UPDATE 1-Turkey's Bank Asya plans dollar sukuk in 2-3 months -CEO
* Bank would be Turkey's second to issue sukuk
* Wants to advise firms on sukuk issuance
* Focus on consumer, small business banking (Adds details on advisory plans, strategy)
By Ebru Tuncay and Seda Sezer
ISTANBUL, Dec 7 (Reuters) - Turkey's largest Islamic lender Bank Asya plans to issue a dollar-denominated sukuk, or Islamic bond, of around $200-$300 million within the next 2-3 months, Chief Executive Abdullah Celik told Reuters.
The Islamic lender will also finalise the issuance of its lira-denominated sukuk of between 100-150 million lira ($56-84 million) within the next month and half, Celik said in an interview late on Thursday.
Turkey's Islamic banks have so far issued only two sukuk. Both were issued by Kuveyt Turk, 62 percent owned by Kuwait Finance House, which raised a total of $450 million in 2010 and 2011.
In November 2011 Bank Asya shelved a plan for a $300 million, five-year sukuk issue, citing "adverse developments in international markets".
After issuing its own sukuk, Bank Asya may shift attention to underwriting Islamic bond issues for Turkish companies and is setting up a brokerage unit to advise firms, Celik said.

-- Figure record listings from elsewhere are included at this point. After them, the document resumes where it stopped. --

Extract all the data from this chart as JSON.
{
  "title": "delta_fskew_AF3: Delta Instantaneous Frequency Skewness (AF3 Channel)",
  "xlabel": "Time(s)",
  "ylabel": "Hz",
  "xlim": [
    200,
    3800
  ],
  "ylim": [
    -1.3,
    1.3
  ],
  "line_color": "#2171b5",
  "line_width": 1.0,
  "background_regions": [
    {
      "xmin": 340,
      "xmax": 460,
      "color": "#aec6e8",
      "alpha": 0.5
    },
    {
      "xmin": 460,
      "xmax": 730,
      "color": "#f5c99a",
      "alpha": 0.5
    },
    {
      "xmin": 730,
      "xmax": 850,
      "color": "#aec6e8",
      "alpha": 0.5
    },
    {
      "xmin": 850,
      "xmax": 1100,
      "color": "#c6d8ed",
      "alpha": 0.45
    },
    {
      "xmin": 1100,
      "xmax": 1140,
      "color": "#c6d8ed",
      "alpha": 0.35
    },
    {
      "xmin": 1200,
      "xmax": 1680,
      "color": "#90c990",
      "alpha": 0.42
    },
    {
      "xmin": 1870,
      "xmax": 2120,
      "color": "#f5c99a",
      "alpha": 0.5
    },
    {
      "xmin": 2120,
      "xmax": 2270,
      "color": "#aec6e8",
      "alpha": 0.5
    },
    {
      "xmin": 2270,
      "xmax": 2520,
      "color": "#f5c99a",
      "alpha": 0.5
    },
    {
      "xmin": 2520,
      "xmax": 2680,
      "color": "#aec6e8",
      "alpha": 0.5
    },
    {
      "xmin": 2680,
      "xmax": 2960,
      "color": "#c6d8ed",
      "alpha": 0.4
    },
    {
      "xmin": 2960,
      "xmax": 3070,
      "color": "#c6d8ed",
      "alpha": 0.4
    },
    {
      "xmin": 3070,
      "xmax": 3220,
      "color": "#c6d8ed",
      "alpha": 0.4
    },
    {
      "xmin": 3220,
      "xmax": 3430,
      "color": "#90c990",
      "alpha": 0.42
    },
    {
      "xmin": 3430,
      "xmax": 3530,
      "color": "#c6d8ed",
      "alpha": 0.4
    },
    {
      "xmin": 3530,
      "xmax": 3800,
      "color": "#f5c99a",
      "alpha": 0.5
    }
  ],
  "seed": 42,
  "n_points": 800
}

"We will mediate in sukuk issuances and finding partners for firms. But as Bank Asya we could also make partnerships," he said.
Bank Asya put up its insurance unit Isik Sigorta for sale in February but decided not to accept bids it received after talks with possible German and Canadian buyers, Celik said, without giving further details.
"We do not have to sell Isik Sigorta," he said.
He said Bank Asya expected its loans and deposits to grow 20 percent this year and more than 18 percent in 2013.
Its strategy would be to open more branches throughout Turkey and focus on consumer banking and loans for small and medium enterprises rather than corporate banking, Celik said.